Batman will keep doing what he does because it's the right thing to do, because he doesn't want anybody else to suffer, because no one should die so senselessly and needlessly.

But if it's like it was Between The Crises...so for about 20 years there?...where the killer never had a name and Batman never found him, he could still be out there, killing others, that's kind of an argument for Batman being extremely terrible at his job. Because if I had trained my mind and body for decades for this never-ending battle, if I saw that killer's face every night in my dreams, if I called myself the world's greatest detective...I mean honestly, how can you be the world's greatest detective and not be able to catch a murderer from a murder you witnessed?

We were fine swallowing that Batman is always prepared for every eventuality just in case, that he has contingency plans for everything, that he has every angle covered, but he can't get closure on the entire reason he started this charade because THAT would be more realistic?

The Christmas Letter of Dr. Doom (ComicsAlliance)

Dec 10th 10:29 PM: In your country, you have eight nights of Hannukah. In scenic Latveria, we have eight Dreadknights of Hannukah.

In your country, Salvation Army rings bells. In historic Latveria, the Robotic Tithe Collectors wring necks.

In your country, you kiss loved ones under the mistletoe. In beloved Latveria, we kiss under a missile. And under orders. And under a pervasive state-approved melancholy. And a crippling scurvy epidemic. And the threat of just getting hit with a laser from somewhere, at any time.

True Stories of the 'Core Marvel Universe' (ComicsAlliance)

Nov 24th 5:08 PM: In the Core Marvel Universe, planets grow goatees.

In the Core Marvel Universe, a virgin Mary analog uses her kung fu to fight alongside circus freaks and socialites and gets married to a sentient space plant in the body of a dead villain in a ceremony officiated by the lord of all time, in a double ceremony where a robot married a witch.

In the Core Marvel Universe there's this giant dog with a tuning fork in its head who can teleport, only he's really a dude who looks like a dog, only that was a trick, only no it wasn't.

In the Core Marvel Universe, Blackbeard the pirate was a spacefaring time traveling rock monster Jew from the Lower East Side.

....does anybody else feel like Yakov Smirnoff doing this?

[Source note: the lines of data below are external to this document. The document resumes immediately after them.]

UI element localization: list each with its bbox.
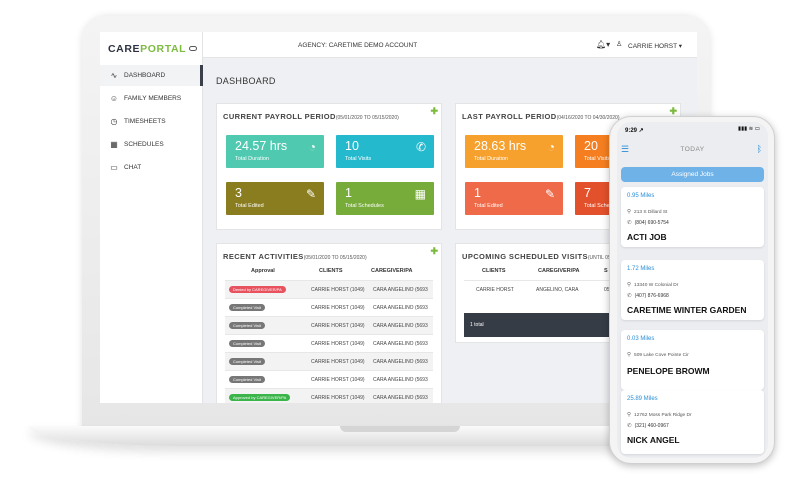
location-pin-icon: ⚲ bbox=[627, 352, 632, 358]
status-badge: Completed Visit bbox=[229, 358, 265, 365]
phone-screen: 9:29 ↗ ▮▮▮ ≋ ▭ ☰ TODAY ᛒ Assigned Jobs 0… bbox=[617, 122, 768, 458]
recent-activities-panel: RECENT ACTIVITIES(05/01/2020 TO 05/15/20… bbox=[216, 243, 442, 403]
tile-total-edited[interactable]: 3 Total Edited ✎ bbox=[226, 182, 324, 215]
table-row[interactable]: CARRIE HORST ANGELINO, CARA 05 bbox=[464, 280, 612, 298]
status-icons: ▮▮▮ ≋ ▭ bbox=[738, 126, 760, 132]
topbar: AGENCY: CARETIME DEMO ACCOUNT 🔔︎▾ ♙ CARR… bbox=[203, 32, 697, 58]
sidebar-item-chat[interactable]: ▭ CHAT bbox=[100, 157, 203, 178]
expand-icon[interactable]: ✚ bbox=[430, 106, 438, 117]
chat-icon: ▭ bbox=[110, 163, 118, 172]
sidebar: CAREPORTAL ∿ DASHBOARD ☺ FAMILY MEMBERS ◷ T… bbox=[100, 32, 203, 403]
status-badge: Denied by CAREGIVER/PA bbox=[229, 286, 286, 293]
gauge-icon: ◔ bbox=[308, 140, 316, 154]
clock-icon: ◷ bbox=[110, 117, 118, 126]
panel-title: UPCOMING SCHEDULED VISITS(UNTIL 05 bbox=[462, 252, 611, 261]
tile-total-duration[interactable]: 24.57 hrs Total Duration ◔ bbox=[226, 135, 324, 168]
table-row[interactable]: Completed Visit CARRIE HORST (1049) CARA… bbox=[225, 298, 433, 316]
column-header[interactable]: CAREGIVER/PA bbox=[538, 268, 579, 274]
expand-icon[interactable]: ✚ bbox=[430, 246, 438, 257]
sidebar-item-dashboard[interactable]: ∿ DASHBOARD bbox=[100, 65, 203, 86]
sidebar-item-schedules[interactable]: ▦ SCHEDULES bbox=[100, 134, 203, 155]
table-row[interactable]: Completed Visit CARRIE HORST (1049) CARA… bbox=[225, 334, 433, 352]
column-header[interactable]: CLIENTS bbox=[319, 268, 343, 274]
status-badge: Approved by CAREGIVER/PA bbox=[229, 394, 291, 401]
tile-total-schedules[interactable]: 1 Total Schedules ▦ bbox=[336, 182, 434, 215]
table-row[interactable]: Completed Visit CARRIE HORST (1049) CARA… bbox=[225, 352, 433, 370]
gauge-icon: ◔ bbox=[547, 140, 555, 154]
job-card[interactable]: 0.03 Miles ⚲ 509 Lake Cove Pointe Cir PEN… bbox=[621, 330, 764, 390]
job-card[interactable]: 0.95 Miles ⚲ 213 S Dillard St ✆ (804) 690-… bbox=[621, 187, 764, 247]
column-header[interactable]: Approval bbox=[251, 268, 275, 274]
column-header[interactable]: CLIENTS bbox=[482, 268, 506, 274]
phone-icon: ✆ bbox=[627, 293, 632, 299]
panel-title: RECENT ACTIVITIES(05/01/2020 TO 05/15/20… bbox=[223, 252, 367, 261]
current-payroll-panel: CURRENT PAYROLL PERIOD(05/01/2020 TO 05/… bbox=[216, 103, 442, 230]
tile-total-edited[interactable]: 1 Total Edited ✎ bbox=[465, 182, 563, 215]
status-badge: Completed Visit bbox=[229, 322, 265, 329]
bluetooth-icon[interactable]: ᛒ bbox=[757, 144, 762, 154]
page-title: DASHBOARD bbox=[216, 76, 276, 86]
table-row[interactable]: Completed Visit CARRIE HORST (1049) CARA… bbox=[225, 370, 433, 388]
job-card[interactable]: 25.89 Miles ⚲ 12762 Moss Park Ridge Dr ✆(… bbox=[621, 390, 764, 454]
table-row[interactable]: Denied by CAREGIVER/PA CARRIE HORST (104… bbox=[225, 280, 433, 298]
panel-title: LAST PAYROLL PERIOD(04/16/2020 TO 04/30/… bbox=[462, 112, 620, 121]
assigned-jobs-button[interactable]: Assigned Jobs bbox=[621, 167, 764, 182]
job-card[interactable]: 1.72 Miles ⚲ 13340 W Colonial Dr ✆ (407) 8… bbox=[621, 260, 764, 320]
table-row[interactable]: Completed Visit CARRIE HORST (1049) CARA… bbox=[225, 316, 433, 334]
column-header[interactable]: S bbox=[604, 268, 608, 274]
smile-icon: ☺ bbox=[109, 94, 119, 103]
calendar-icon: ▦ bbox=[110, 140, 118, 149]
column-header[interactable]: CAREGIVER/PA bbox=[371, 268, 412, 274]
location-pin-icon: ⚲ bbox=[627, 282, 632, 288]
phone-call-icon: ✆ bbox=[415, 140, 426, 154]
bell-icon[interactable]: 🔔︎▾ bbox=[596, 40, 610, 49]
agency-name: AGENCY: CARETIME DEMO ACCOUNT bbox=[298, 42, 418, 49]
sidebar-item-timesheets[interactable]: ◷ TIMESHEETS bbox=[100, 111, 203, 132]
user-icon: ♙ bbox=[616, 41, 623, 48]
location-pin-icon: ⚲ bbox=[627, 412, 632, 418]
status-badge: Completed Visit bbox=[229, 376, 265, 383]
laptop-screen: CAREPORTAL ∿ DASHBOARD ☺ FAMILY MEMBERS ◷ T… bbox=[100, 32, 697, 403]
pencil-icon: ✎ bbox=[544, 187, 555, 201]
table-row[interactable]: Approved by CAREGIVER/PA CARRIE HORST (1… bbox=[225, 388, 433, 403]
status-badge: Completed Visit bbox=[229, 304, 265, 311]
phone-icon: ✆ bbox=[627, 423, 632, 429]
panel-title: CURRENT PAYROLL PERIOD(05/01/2020 TO 05/… bbox=[223, 112, 399, 121]
sidebar-toggle-icon[interactable] bbox=[189, 46, 197, 51]
table-total: 1 total bbox=[464, 313, 612, 337]
sidebar-item-family-members[interactable]: ☺ FAMILY MEMBERS bbox=[100, 88, 203, 109]
pencil-icon: ✎ bbox=[305, 187, 316, 201]
status-time: 9:29 ↗ bbox=[625, 128, 644, 134]
user-menu[interactable]: CARRIE HORST ▾ bbox=[628, 42, 682, 50]
phone-title: TODAY bbox=[680, 146, 705, 153]
careportal-logo[interactable]: CAREPORTAL bbox=[108, 43, 186, 55]
location-pin-icon: ⚲ bbox=[627, 209, 632, 215]
tile-total-duration[interactable]: 28.63 hrs Total Duration ◔ bbox=[465, 135, 563, 168]
activity-icon: ∿ bbox=[110, 71, 118, 80]
tile-total-visits[interactable]: 10 Total Visits ✆ bbox=[336, 135, 434, 168]
status-badge: Completed Visit bbox=[229, 340, 265, 347]
calendar-icon: ▦ bbox=[414, 187, 426, 201]
laptop-notch bbox=[340, 426, 460, 432]
phone-icon: ✆ bbox=[627, 220, 632, 226]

"In your country, cabinet members are vetted by political advisers and the media. In the Core Marvel Universe, a Nazi with no face was able to become Secretary of Defense and create a secret black-people-destroying-disease research facility on the top of Mount Rushmore because nobody knows what an anagram is."

The Most Bizarre Superpowers In Comics (ComicsAlliance)

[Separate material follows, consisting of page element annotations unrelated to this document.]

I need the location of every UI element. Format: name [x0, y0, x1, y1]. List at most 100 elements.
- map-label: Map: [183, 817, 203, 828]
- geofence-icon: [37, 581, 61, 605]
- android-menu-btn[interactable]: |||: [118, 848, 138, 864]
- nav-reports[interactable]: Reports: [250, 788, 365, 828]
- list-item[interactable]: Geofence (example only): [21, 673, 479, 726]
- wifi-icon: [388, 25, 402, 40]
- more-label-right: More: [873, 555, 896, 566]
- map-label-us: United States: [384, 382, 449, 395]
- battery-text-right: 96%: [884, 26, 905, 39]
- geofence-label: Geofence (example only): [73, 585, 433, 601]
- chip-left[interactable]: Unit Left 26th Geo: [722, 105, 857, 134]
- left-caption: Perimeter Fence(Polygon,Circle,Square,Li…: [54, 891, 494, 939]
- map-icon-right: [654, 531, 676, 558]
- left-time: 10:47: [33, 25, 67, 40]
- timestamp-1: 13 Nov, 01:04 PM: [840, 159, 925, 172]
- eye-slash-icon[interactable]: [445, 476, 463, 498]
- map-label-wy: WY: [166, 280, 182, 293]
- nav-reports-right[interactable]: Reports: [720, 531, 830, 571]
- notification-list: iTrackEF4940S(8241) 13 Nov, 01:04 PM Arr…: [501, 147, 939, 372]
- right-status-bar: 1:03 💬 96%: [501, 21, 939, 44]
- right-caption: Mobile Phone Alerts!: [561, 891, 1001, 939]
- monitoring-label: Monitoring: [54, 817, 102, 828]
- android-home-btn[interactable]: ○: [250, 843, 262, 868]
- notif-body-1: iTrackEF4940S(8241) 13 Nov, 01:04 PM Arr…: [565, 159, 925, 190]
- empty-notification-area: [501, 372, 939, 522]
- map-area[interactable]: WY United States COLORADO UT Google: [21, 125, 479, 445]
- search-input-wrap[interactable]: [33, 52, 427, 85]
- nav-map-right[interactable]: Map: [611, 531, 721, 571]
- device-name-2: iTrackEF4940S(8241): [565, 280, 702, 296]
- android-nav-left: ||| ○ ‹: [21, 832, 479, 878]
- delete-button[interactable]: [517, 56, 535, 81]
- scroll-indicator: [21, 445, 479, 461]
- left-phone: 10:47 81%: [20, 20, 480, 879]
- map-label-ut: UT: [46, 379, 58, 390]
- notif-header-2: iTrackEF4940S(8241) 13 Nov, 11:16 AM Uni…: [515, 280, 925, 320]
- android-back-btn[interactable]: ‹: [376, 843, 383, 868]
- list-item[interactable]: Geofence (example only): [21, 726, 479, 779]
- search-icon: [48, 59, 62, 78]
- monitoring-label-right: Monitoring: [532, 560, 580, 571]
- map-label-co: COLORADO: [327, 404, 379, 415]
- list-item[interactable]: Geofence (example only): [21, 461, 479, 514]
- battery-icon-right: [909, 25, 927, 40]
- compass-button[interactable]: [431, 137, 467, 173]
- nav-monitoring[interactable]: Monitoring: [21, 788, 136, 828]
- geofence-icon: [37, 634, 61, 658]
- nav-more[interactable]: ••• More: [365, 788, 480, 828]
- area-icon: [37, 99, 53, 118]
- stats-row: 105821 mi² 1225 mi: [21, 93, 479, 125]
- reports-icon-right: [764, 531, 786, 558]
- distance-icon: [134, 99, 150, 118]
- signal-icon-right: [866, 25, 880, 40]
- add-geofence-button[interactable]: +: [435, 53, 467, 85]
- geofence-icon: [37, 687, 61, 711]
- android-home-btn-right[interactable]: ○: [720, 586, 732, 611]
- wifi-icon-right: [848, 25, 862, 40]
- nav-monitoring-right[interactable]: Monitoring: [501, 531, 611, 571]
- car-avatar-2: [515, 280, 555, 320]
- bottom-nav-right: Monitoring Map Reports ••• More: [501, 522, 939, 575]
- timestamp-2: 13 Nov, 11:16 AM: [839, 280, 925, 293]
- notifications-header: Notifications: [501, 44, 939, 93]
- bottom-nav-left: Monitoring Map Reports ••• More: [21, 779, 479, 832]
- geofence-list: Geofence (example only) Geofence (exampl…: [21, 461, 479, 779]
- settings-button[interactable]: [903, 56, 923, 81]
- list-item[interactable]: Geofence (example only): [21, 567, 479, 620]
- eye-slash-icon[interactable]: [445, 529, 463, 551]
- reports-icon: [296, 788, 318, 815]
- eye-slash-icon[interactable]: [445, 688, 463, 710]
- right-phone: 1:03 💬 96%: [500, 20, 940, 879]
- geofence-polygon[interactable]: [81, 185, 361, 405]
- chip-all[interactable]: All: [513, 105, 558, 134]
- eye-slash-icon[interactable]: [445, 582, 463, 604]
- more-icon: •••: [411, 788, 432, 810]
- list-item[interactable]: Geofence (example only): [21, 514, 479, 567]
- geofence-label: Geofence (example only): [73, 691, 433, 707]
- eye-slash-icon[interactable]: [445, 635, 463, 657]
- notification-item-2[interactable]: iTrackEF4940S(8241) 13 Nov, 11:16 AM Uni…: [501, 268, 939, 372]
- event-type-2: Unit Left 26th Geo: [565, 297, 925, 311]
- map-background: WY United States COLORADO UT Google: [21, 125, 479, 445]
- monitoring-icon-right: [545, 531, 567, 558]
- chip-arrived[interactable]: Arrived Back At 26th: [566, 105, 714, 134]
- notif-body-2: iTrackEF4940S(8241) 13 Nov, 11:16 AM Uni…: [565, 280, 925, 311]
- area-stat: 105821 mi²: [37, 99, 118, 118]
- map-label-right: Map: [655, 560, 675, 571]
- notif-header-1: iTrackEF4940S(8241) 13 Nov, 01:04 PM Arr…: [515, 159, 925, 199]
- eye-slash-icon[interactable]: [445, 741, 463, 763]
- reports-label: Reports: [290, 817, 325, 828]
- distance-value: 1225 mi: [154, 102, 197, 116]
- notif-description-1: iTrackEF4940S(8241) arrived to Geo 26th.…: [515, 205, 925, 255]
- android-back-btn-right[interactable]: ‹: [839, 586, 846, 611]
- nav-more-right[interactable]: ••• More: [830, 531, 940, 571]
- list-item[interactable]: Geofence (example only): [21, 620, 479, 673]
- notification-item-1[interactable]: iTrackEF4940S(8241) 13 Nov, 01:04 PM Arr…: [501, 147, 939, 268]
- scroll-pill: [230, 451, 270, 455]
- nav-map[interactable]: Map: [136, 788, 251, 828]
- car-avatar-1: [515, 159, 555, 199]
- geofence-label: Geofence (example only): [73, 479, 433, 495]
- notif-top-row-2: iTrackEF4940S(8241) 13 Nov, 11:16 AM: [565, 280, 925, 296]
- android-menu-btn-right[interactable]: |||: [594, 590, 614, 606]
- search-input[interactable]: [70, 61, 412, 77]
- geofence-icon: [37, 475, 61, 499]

Nov 24th 12:23 AM: The infamous Obnoxio the Clown meets the X-Men story featured a dude with a power weirder than any X-Statix member (although I do not fault your choices at all): Eye Scream. An industrial spy-type mutant whose power was to turn into any flavor of ice cream and slide under the door.

Sure he was a gag but so was Dogwelder, y'know?

Sidebar: I saw this Obnoxio/X-Men story in a quarter bin somewhere and snatched it up immediately thinking it was that rare comic where they went to the fair (I had gotten them mixed up) and was sooo disappointed at the time that I couldn't flip it on eBay for cash. Now, though, having read that state fair comic, I feel I made the right purchase.

Red Scare: Our Favorite Comic Book Communists (ComicsAlliance)

Nov 9th 11:33 PM: I'm tempted to offer honorable mention to the Red Scare from the Tick. He may not have really been a Soviet super soldier but he was cooler alone than the whole Winter Guard.

Also, hell with the Red Guardian, it's all about ULTIMATE Red Guardian, who had a Captain America shield made out of other Russian test subject dudes. METAL.